No longer. Grade-school kids want to grow up to be ecologists. New York tycoons sort their trash to recycle. Rock singers play concerts to save prairies and wetlands. Political candidates tell us they’re worried about the fate of the three-toed baboon.
Caring about the environment helps you feel good about yourself. At the supermarket you choose paper instead of plastic. You write your thank-you notes on cards made from ground-up newsprint and cotton waste. You chip in a few dollars for Greenpeace. Hey, you care about the earth. You’re a righteous human being.
Yet too often our concern for the earth lacks a metaphysical grounding. Intuitively, living in harmony with the earth feels right. If the earth is the house we’re going to live in, why litter the rooms with beer cans or pee all over the carpet?
But in an ultimate sense, so what? If life is just a series of chemical reactions, what does it matter if the chemicals go messy? Species come and species go. Why get all mushy and teary-eyed if a few berserk bipeds wipe out some hundred thousand kinds of their neighbors? The earth may be our mother, but sooner or later she’s going to blow to atomic dusting powder anyway. And from a cosmic point of view that’s just a few mega-moments down the line. So why all the fuss?
You can say it’s for our children, it’s for future generations. But they’re also just a flash in eternity. Why bother for them?
Guardians of the green remind us urgently that dirtying and devouring the earth is short-sighted. But to be far-sighted we have to look beyond what seems clean, pleasant, and harmonious on a physical spot of earth on a brief ride through the universe. We have to ask ourselves not only how well we’re treating the earth but why we’re on it and where we are ultimately going.
Otherwise, though ecologically aware, we’re metaphysically dead.
Worldview and Culture
The pattern that emerged in medieval and Renaissance Europe- a progressively more godless cosmology leading to a destructive civilization based on the maximum exploitation of matter- was described five thousand years ago in the Bhagavad Gita.
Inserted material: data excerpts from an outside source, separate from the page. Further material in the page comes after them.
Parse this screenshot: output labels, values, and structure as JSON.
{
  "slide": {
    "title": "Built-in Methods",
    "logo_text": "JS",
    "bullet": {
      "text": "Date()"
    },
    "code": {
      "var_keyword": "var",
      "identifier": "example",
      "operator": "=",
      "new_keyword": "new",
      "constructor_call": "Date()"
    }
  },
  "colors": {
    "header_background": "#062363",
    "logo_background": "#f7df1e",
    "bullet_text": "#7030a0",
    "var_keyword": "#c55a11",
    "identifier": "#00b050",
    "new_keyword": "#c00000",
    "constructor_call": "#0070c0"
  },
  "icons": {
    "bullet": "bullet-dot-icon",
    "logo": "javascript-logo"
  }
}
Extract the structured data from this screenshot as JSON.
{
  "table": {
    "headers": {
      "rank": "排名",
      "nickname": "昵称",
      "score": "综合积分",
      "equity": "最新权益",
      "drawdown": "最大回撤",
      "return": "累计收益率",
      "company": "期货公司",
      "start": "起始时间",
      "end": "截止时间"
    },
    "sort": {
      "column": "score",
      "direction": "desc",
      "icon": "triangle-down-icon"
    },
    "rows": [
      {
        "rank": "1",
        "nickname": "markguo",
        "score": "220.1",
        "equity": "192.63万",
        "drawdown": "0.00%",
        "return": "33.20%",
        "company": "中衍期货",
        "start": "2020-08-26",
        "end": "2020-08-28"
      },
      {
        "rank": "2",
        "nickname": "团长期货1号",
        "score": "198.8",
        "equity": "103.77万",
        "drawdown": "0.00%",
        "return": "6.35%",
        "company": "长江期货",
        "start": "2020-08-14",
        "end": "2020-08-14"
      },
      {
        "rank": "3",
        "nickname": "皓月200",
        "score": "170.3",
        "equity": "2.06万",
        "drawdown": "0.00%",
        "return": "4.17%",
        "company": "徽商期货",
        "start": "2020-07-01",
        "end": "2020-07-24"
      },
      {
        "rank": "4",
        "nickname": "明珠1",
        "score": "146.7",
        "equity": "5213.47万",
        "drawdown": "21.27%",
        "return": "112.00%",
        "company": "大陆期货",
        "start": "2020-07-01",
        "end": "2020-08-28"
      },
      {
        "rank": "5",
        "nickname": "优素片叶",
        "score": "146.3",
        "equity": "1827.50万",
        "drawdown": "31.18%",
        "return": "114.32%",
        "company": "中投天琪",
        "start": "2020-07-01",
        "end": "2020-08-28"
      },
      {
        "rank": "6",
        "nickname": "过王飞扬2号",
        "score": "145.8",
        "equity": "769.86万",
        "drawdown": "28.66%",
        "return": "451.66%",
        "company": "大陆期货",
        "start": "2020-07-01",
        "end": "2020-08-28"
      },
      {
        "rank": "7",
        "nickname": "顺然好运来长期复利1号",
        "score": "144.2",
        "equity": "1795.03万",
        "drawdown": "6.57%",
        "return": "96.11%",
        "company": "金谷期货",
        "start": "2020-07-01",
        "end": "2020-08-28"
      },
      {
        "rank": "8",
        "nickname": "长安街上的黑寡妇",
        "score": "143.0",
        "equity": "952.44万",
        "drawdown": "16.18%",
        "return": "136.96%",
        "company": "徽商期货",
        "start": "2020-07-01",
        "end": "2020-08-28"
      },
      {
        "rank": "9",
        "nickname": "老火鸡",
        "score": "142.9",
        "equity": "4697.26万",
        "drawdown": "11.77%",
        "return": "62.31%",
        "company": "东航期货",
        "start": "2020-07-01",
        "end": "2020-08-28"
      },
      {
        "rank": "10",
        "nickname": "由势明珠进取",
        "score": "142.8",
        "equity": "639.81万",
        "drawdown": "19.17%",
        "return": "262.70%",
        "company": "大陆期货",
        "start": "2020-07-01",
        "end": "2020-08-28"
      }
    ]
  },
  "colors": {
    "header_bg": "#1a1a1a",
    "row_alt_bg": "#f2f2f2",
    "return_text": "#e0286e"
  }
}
The Gita (16.8,9,11) states, “They say that this world is unreal, with no foundation, no God in control…Following such conclusions, the demoniac, who are lost to themselves and who have no intelligence, engage in unbeneficial, horrible acts meant to destroy the world…They believe that to gratify the senses is the prime necessity of human civilization.”
Some modern observers echo the Gita’s words. Pitirim Sorokin, former chairman of Howard University’s department of sociology, described the civilization that rose out of Renaissance Europe’s age of scientific discovery as “sensate.” Sensate culture, he explained, “is based upon the ultimate principle that…beyond the reality and values which we can see, hear, smell, touch, and taste there is no other reality and no real values.”
Sorokin said that the senstae society “intensely cultivates scientific knowledge of the physical and biological properties of sensory reality.” He adds, “Despite its lip service to the values of the Kingdom of God, it cares mainly about the sensory values of wealth, health, bodily comfort, sensual pleasures, and lust for power and fame. Its dominant ethic is invariably utilitarian and hedonistic.” The inevitable result, Sorokin said, is the exceptional violence he have experienced in the twentieth century. And we may include in this category violence against the planet itself, brought on by the “increasing destructiveness of the morally irresponsible, sensate scientific achievements…invented and continuously perfected by the sensate scientists.”